To help shed light on the country's biodiversity, the Centro de Referência em Informação Ambiental developed the speciesLink network in 2002 to assemble data scattered across a host of institutions. Today, the network integrates data from 159 collections nationwide - almost 3 million online records spanning more than 260,000 species.

Access to this information underpins efforts related to health, agriculture, industry, and environmental management. With JRS support, speciesLink is consolidating and improving its systems with new tools to ensure that scientists and policy-makers have easy access to critical data.


National Biodiversity Institute of Costa Rica

Towards a New Generation of Naturalist Citizens

The pioneering biodiversity informatics work of Costa Rica's National Biodiversity Institute (INBio) has turned field data from professional taxonomists and talented amateurs into usable information for educators, policy makers and conservationists.

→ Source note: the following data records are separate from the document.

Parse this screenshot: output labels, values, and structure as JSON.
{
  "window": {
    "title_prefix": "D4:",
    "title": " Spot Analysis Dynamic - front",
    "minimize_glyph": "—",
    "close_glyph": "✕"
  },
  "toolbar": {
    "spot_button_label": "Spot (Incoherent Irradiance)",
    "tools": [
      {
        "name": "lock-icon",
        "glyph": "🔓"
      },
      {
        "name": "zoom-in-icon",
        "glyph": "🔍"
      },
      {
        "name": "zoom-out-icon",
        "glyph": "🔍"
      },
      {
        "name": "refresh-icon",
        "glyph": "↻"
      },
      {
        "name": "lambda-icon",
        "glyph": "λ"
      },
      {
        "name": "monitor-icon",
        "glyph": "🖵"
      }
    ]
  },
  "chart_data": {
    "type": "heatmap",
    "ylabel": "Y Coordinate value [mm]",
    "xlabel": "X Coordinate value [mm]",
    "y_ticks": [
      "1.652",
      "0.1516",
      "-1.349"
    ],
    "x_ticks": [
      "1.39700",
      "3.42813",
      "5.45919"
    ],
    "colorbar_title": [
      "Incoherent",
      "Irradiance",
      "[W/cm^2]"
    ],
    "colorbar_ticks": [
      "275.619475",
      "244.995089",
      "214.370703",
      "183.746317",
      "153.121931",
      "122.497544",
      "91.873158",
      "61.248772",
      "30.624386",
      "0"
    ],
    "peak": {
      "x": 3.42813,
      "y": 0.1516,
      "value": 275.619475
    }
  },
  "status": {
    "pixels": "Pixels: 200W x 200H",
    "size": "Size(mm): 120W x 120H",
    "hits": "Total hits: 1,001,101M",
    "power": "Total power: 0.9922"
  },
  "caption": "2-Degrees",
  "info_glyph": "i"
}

JRS is helping the Institute take advantage of new technology, scale up and streamline the generation and delivery of information, particularly multimedia (photographs, illustrations maps and videos), and to generate new outputs such as structured natural history descriptions.

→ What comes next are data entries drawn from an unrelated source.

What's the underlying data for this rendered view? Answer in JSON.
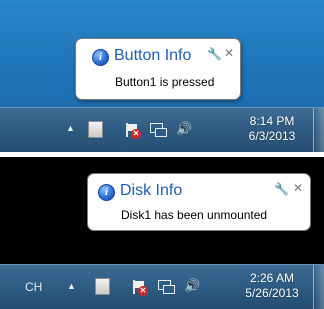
{
  "screens": [
    {
      "balloon": {
        "title": "Button Info",
        "message": "Button1 is pressed"
      },
      "tray": {
        "time": "8:14 PM",
        "date": "6/3/2013"
      }
    },
    {
      "balloon": {
        "title": "Disk Info",
        "message": "Disk1 has been unmounted"
      },
      "tray": {
        "language": "CH",
        "time": "2:26 AM",
        "date": "5/26/2013"
      }
    }
  ],
  "icons": {
    "info": "info-icon",
    "options": "wrench-icon",
    "close": "close-icon",
    "overflow": "up-arrow-icon",
    "usb": "usb-device-icon",
    "action_center": "action-center-flag-icon",
    "network": "network-icon",
    "volume": "speaker-icon"
  },
  "colors": {
    "balloon_title": "#1f5fb3",
    "taskbar": "#2e5a80",
    "desktop_top": "#1f74b8",
    "desktop_bottom": "#000000"
  }
}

The goal is to make biodiversity information so easy to access and use that a new generation of naturalists will be empowered, using PDAs or cell phone web browser to identify species quickly and accurately.


New York Botanical Garden

Botanical Data for Conservation in the Southwestern Amazon

Peru, Brazil and Bolivia in the southwestern Amazon share a rich variety of flora as well as serious conservation threats and challenges requiring coordinated regional action. Information on the region's estimated 15,000 plant species exists in various forms, incompatible and unconnected, in about 75,000 collections across four countries.

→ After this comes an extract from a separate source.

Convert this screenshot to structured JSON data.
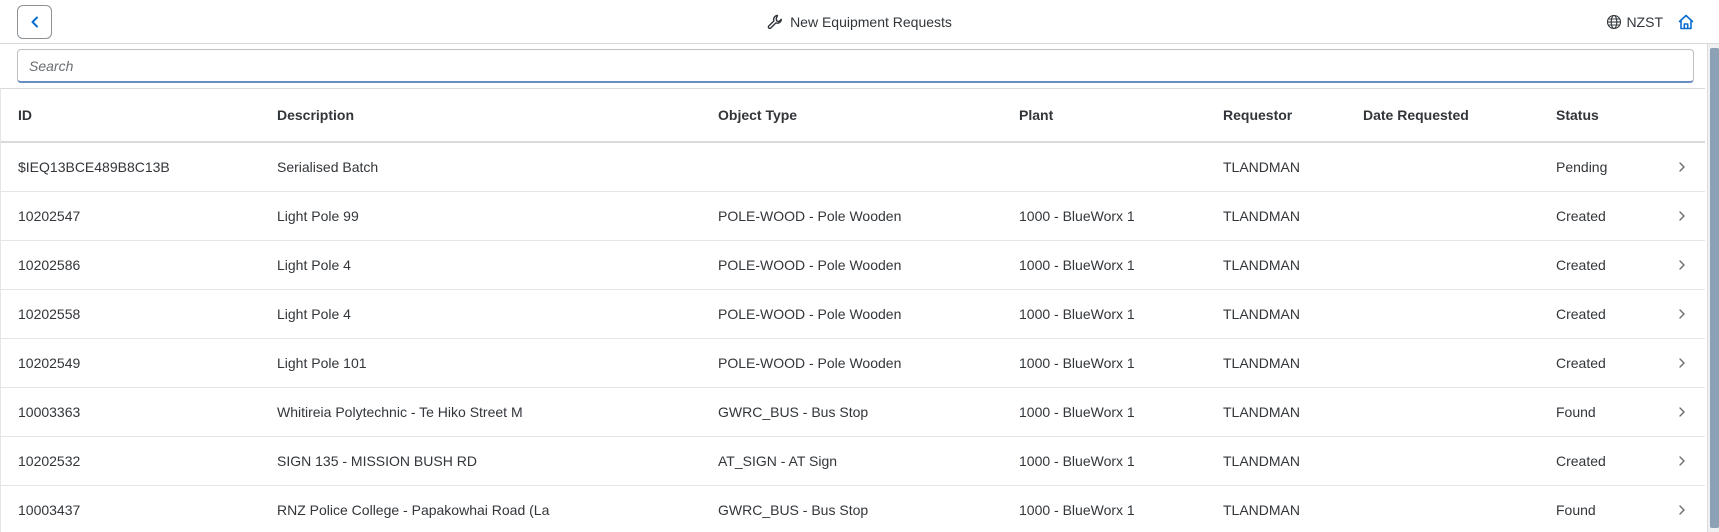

The New York Botanical Garden, supported by JRS and in partnership with 12 international organizations, is assembling the scattered data and building human capacity to use it to improve biodiversity conservation. Regional herbaria are receiving computer hardware and staff training to document their specimens electronically. Special software will speed data entry and geo-referencing, and detect and correct errors.

The project will also provide training in digital photography, integrating field images into databases and producing field guides.


Pontifica Universidad Catolica del Ecuador

Developing a biodiversity information system in Ecuador

Ecuador's 464 amphibians, 405 reptiles and 1,600 birds account for, respectively, seven, five and 16 percent of global diversity. But many species have disappeared, and many more, together with their habitats, are threatened by an ever-growing human footprint. An estimated 45 percent of Ecuador's lowland forests, 48 percent of highlands and eight percent of its Amazon basin have been lost. And deforestation claims about 680,000 acres every year. At that rate, Ecuador's remaining forests would be gone in 40 years.

JRS is supporting a partnership of the Museo de Zoologia de Vertebrados, at Pontifica Universidad Católica del Ecuador, and the University of Kansas to construct a national Biodiversity Information System capable of integrating high quality biodiversity data from various sources.

It will accelerate species discovery and description by providing reliable and up-to-date taxonomic information and biodiversity tools and training through a user-friendly online interface. The system is designed for researchers, government and non-governmental organizations, indigenous and non-indigenous communities, conservation biologists, policy makers, educators, students, tourists and interested citizens alike.